1. Credit loans
Credit loans are the most popular loan methods at present, and borrowers only need to provide ID cards, work certificates, income certificates, loan purposes and other certificates, and they can get loans if their personal credit status is good.
2. Mortgage loan
Mortgage loan often has a low loan interest rate, which makes it less stressful for the borrower to repay the loan, and can mortgage houses and vehicles.
3. Entrepreneurship loan
Now the state has support policies for entrepreneurship. Common loans include loan subsidies and interest-free loans.
4. Personal business loans
To apply for personal business loans, you need to have full capacity for civil conduct, a local hukou, a fixed local business place and a stable income. And need to provide legal collateral.
5. Student loans
There are four main forms of student loans, namely, national student loans, credit student loans from students' places of origin, interest-free loans from state financial funds and commercial student loans. Student loans do not need guarantees and mortgages. Borrowing students can apply to the bank through the school and repay them in installments after graduation.

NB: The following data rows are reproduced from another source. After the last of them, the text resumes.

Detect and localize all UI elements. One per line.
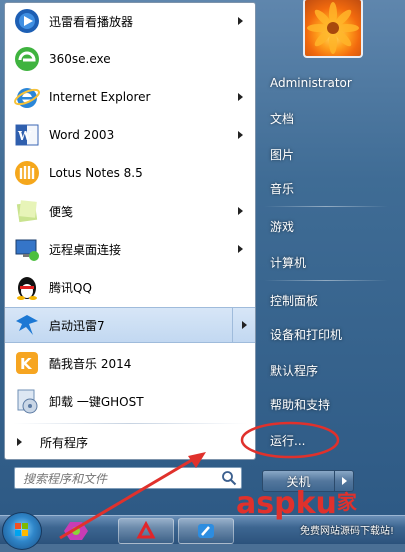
submenu-arrow-icon — [241, 321, 247, 329]
submenu-arrow-icon[interactable] — [238, 245, 243, 253]
windows-logo-icon — [15, 523, 28, 536]
lotus-notes-icon — [11, 157, 43, 189]
360-browser-icon — [11, 43, 43, 75]
control-panel-link[interactable]: 控制面板 — [270, 292, 318, 309]
program-label: 启动迅雷7 — [49, 318, 105, 333]
pictures-link[interactable]: 图片 — [270, 146, 294, 163]
program-label: 酷我音乐 2014 — [49, 356, 132, 371]
program-label: Internet Explorer — [49, 90, 151, 104]
games-link[interactable]: 游戏 — [270, 218, 294, 235]
qq-penguin-icon — [11, 271, 43, 303]
submenu-arrow-icon[interactable] — [238, 17, 243, 25]
kuwo-music-icon: K — [11, 347, 43, 379]
taskbar-app-button[interactable] — [118, 518, 174, 544]
taskbar-app-button[interactable] — [178, 518, 234, 544]
submenu-arrow-icon[interactable] — [238, 93, 243, 101]
default-programs-link[interactable]: 默认程序 — [270, 362, 318, 379]
program-label: 迅雷看看播放器 — [49, 14, 134, 29]
program-label: Word 2003 — [49, 128, 115, 142]
watermark-text: aspku — [236, 486, 337, 521]
user-avatar[interactable] — [303, 0, 363, 58]
program-item-word-2003[interactable]: W Word 2003 — [5, 117, 255, 153]
internet-explorer-icon — [11, 81, 43, 113]
xunlei-kankan-icon — [11, 5, 43, 37]
divider — [264, 206, 388, 207]
flower-picture-icon — [307, 2, 359, 54]
program-item-lotus-notes[interactable]: Lotus Notes 8.5 — [5, 155, 255, 191]
program-label: Lotus Notes 8.5 — [49, 166, 143, 180]
program-label: 便笺 — [49, 204, 74, 219]
all-programs-label: 所有程序 — [40, 435, 89, 450]
music-link[interactable]: 音乐 — [270, 180, 294, 197]
program-item-qq[interactable]: 腾讯QQ — [5, 269, 255, 305]
help-support-link[interactable]: 帮助和支持 — [270, 396, 330, 413]
hexagon-app-icon — [64, 522, 88, 540]
program-item-360se[interactable]: 360se.exe — [5, 41, 255, 77]
search-box[interactable] — [14, 467, 242, 489]
computer-link[interactable]: 计算机 — [270, 254, 306, 271]
watermark-subtitle: 免费网站源码下载站! — [300, 526, 395, 537]
program-item-xunlei-kankan[interactable]: 迅雷看看播放器 — [5, 3, 255, 39]
taskbar-app-button[interactable] — [48, 518, 104, 544]
program-label: 卸载 一键GHOST — [49, 394, 144, 409]
ghost-uninstall-icon — [11, 385, 43, 417]
watermark-logo: aspku家 — [236, 486, 357, 521]
program-item-ghost-uninstall[interactable]: 卸载 一键GHOST — [5, 383, 255, 419]
start-menu: 迅雷看看播放器 360se.exe Internet Explorer W Wo… — [0, 0, 405, 515]
pen-app-icon — [198, 524, 214, 538]
program-list-pane: 迅雷看看播放器 360se.exe Internet Explorer W Wo… — [4, 2, 256, 460]
submenu-button[interactable] — [232, 308, 255, 342]
search-input[interactable] — [21, 469, 215, 489]
program-label: 360se.exe — [49, 52, 111, 66]
divider — [264, 280, 388, 281]
submenu-arrow-icon[interactable] — [238, 207, 243, 215]
program-item-thunder7[interactable]: 启动迅雷7 — [5, 307, 255, 343]
sticky-notes-icon — [11, 195, 43, 227]
search-icon[interactable] — [221, 470, 237, 489]
program-label: 远程桌面连接 — [49, 242, 122, 257]
program-item-sticky-notes[interactable]: 便笺 — [5, 193, 255, 229]
run-link[interactable]: 运行... — [270, 432, 305, 449]
program-item-remote-desktop[interactable]: 远程桌面连接 — [5, 231, 255, 267]
program-item-internet-explorer[interactable]: Internet Explorer — [5, 79, 255, 115]
user-name-link[interactable]: Administrator — [270, 76, 352, 90]
red-app-icon — [136, 521, 156, 539]
documents-link[interactable]: 文档 — [270, 110, 294, 127]
search-area — [4, 460, 254, 496]
program-label: 腾讯QQ — [49, 280, 92, 295]
all-programs-button[interactable]: 所有程序 — [5, 427, 255, 457]
submenu-arrow-icon[interactable] — [238, 131, 243, 139]
word-icon: W — [11, 119, 43, 151]
watermark-glyph: 家 — [336, 490, 357, 514]
expand-arrow-icon — [17, 438, 22, 446]
divider — [13, 423, 247, 424]
svg-text:W: W — [17, 129, 32, 143]
thunder-bird-icon — [11, 309, 43, 341]
remote-desktop-icon — [11, 233, 43, 265]
svg-text:K: K — [20, 355, 33, 373]
chevron-right-icon — [341, 477, 347, 485]
start-button[interactable] — [2, 512, 42, 550]
program-item-kuwo-music[interactable]: K 酷我音乐 2014 — [5, 345, 255, 381]
devices-printers-link[interactable]: 设备和打印机 — [270, 326, 342, 343]
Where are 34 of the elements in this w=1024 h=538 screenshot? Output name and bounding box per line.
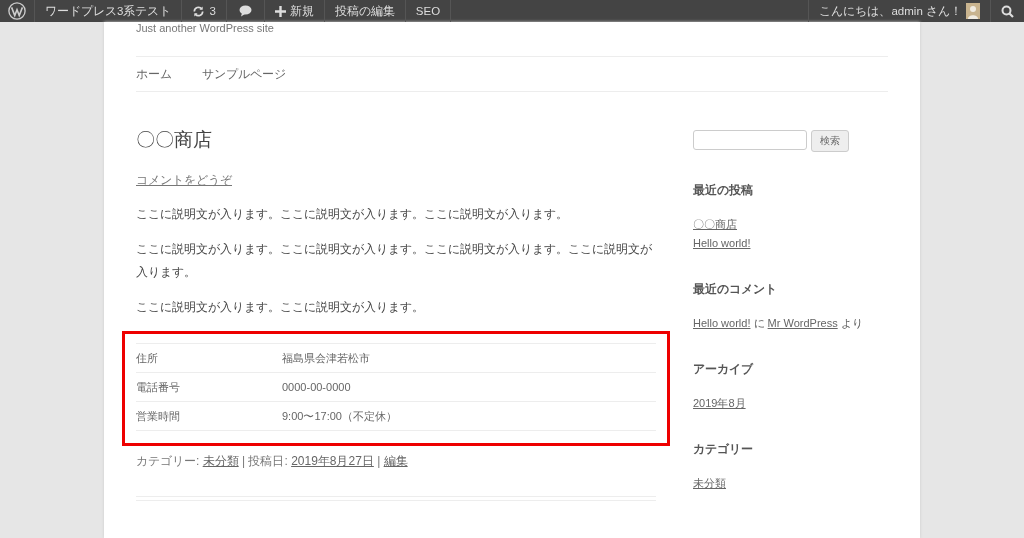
sidebar-link[interactable]: 2019年8月 — [693, 394, 883, 413]
search-button[interactable]: 検索 — [811, 130, 849, 152]
sidebar-link[interactable]: Hello world! — [693, 317, 751, 329]
sidebar-link[interactable]: 〇〇商店 — [693, 215, 883, 234]
comment-link[interactable]: コメントをどうぞ — [136, 172, 232, 189]
recent-comment: Hello world! に Mr WordPress より — [693, 316, 864, 331]
field-value: 0000-00-0000 — [282, 372, 656, 402]
plus-icon — [274, 5, 286, 17]
field-value: 9:00〜17:00（不定休） — [282, 401, 656, 431]
field-value: 福島県会津若松市 — [282, 343, 656, 373]
widget-title: カテゴリー — [693, 441, 754, 458]
body-paragraph: ここに説明文が入ります。ここに説明文が入ります。ここに説明文が入ります。ここに説明文が入ります。 — [136, 241, 653, 281]
meta-link[interactable]: 未分類 — [202, 454, 239, 468]
meta-link[interactable]: 編集 — [383, 454, 408, 468]
nav-link[interactable]: サンプルページ — [202, 65, 286, 83]
sidebar-link[interactable]: Hello world! — [693, 234, 883, 253]
post-meta: カテゴリー: 未分類 | 投稿日: 2019年8月27日 | 編集 — [136, 454, 409, 468]
widget-title: アーカイブ — [693, 361, 755, 378]
avatar-icon — [966, 3, 980, 19]
post-title: 〇〇商店 — [136, 128, 213, 152]
body-paragraph: ここに説明文が入ります。ここに説明文が入ります。ここに説明文が入ります。 — [136, 206, 569, 223]
body-paragraph: ここに説明文が入ります。ここに説明文が入ります。 — [136, 299, 425, 316]
field-label: 電話番号 — [136, 372, 282, 402]
meta-link[interactable]: 2019年8月27日 — [291, 454, 374, 468]
field-label: 住所 — [136, 343, 282, 373]
sidebar-link[interactable]: Mr WordPress — [767, 317, 838, 329]
widget-title: 最近の投稿 — [693, 182, 754, 199]
sidebar-link[interactable]: 未分類 — [693, 474, 883, 493]
search-field[interactable] — [693, 130, 807, 150]
field-label: 営業時間 — [136, 401, 282, 431]
refresh-icon — [192, 4, 206, 18]
site-tagline: Just another WordPress site — [136, 22, 275, 36]
widget-title: 最近のコメント — [693, 281, 778, 298]
nav-link[interactable]: ホーム — [136, 65, 172, 83]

Common types of bank loans
Like us, we usually go to the bank to apply for loans, mainly for credit loans, mortgage loans, mortgage commercial loans, provident fund loans, secured loans, policy loans and so on.
Among them, credit loan refers to a loan issued by the borrower with the credit of the borrower without providing guarantee;
mortgage loan is a kind of loan that the borrower provides certain collateral as the guarantee of the loan to ensure the repayment of the loan when it is due;
Mortgage commercial loan is a kind of loan by way of mortgage, which generally refers to housing mortgage loan, that is, a loan in which the purchased house is mortgaged and the developer provides phased guarantee;
provident fund loans are loans that employees who have paid housing provident fund can enjoy;
a secured loan is a loan granted on the condition that a third party provides a corresponding guarantee for the borrower;
Policy loans are loans granted with the cash value of life insurance policies as the guarantee.